Terry Savage, Chairman of the festival, said, “Bono has used his celebrity status to successfully establish a global brand, through which he has built unique relationships with other such brands, to raise awareness and funds for the fight against AIDS and achieve greater good for humankind.”
Accepting his award, the U2 frontman (54) took part in a 45 minute interview with Apple Senior Vice President of Design Jonathan Ive, discussing the impact and success of (RED).
Speaking from the stage, Bono urged brands to create “big marketing campaigns” to help (RED) eradicate AIDS and appealed for their help in determining an AIDS free-future.

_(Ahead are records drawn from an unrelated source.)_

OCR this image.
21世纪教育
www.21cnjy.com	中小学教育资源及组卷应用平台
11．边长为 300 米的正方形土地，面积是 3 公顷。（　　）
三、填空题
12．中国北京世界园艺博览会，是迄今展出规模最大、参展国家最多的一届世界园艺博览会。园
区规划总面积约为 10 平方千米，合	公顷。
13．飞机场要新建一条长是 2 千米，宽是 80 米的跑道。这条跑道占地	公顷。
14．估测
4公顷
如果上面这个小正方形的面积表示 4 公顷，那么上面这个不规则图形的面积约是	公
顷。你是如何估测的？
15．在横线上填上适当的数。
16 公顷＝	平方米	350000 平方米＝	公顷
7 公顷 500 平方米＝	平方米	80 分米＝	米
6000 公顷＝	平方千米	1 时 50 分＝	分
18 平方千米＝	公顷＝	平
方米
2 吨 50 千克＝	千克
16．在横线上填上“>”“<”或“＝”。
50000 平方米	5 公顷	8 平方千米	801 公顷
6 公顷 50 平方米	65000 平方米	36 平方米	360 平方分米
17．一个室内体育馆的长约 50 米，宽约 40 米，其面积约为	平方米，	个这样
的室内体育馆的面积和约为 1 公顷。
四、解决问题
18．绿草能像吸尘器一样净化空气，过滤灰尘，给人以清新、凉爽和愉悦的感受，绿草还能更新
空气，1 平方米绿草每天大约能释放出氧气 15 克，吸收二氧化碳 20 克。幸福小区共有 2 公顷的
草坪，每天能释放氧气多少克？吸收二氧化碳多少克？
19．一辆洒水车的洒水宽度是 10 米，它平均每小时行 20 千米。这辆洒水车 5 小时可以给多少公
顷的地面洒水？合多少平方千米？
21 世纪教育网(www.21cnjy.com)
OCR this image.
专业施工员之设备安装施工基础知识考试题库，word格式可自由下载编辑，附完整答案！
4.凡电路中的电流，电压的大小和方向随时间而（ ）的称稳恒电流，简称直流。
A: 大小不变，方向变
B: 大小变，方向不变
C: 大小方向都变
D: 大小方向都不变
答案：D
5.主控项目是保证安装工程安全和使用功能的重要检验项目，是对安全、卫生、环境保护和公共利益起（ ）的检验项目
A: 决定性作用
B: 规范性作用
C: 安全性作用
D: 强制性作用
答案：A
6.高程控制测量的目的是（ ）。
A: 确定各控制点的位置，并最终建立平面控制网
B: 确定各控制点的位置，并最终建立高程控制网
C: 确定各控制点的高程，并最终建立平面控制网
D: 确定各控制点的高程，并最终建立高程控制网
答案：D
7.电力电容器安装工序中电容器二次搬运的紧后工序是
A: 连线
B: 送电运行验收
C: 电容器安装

Co-founded by Bono and Bobby Shriver in 2006, (RED) is a creative fusion of branding, activism and philanthropy that has generated almost €200 million for the fight against AIDS in Africa.
(RED) joins forces with some of the world’s most recognisable brands, such as Coco Cola, Starbucks and Bank of America,  which contribute up to 50% of profits from (RED) branded goods and services to the Global Fund to Fight AIDS TB and Malaria for HIV/AIDS prevention and treatment services
Apple is (RED)’s largest corporate contributor; the record-breaking (RED) Design Auction curated by Jonathan Ive and Marc Newson in 2013 raising €10 million alone.
Bono remarked to the audience "Apple is so f***ing annoyingly quiet about the fact they've raised $75M for (RED).”
Thanks largely to the work of (RED), The Global Fund has been able to support more than 40 million people, offering prevention, treatment, counselling, HIV testing and care services.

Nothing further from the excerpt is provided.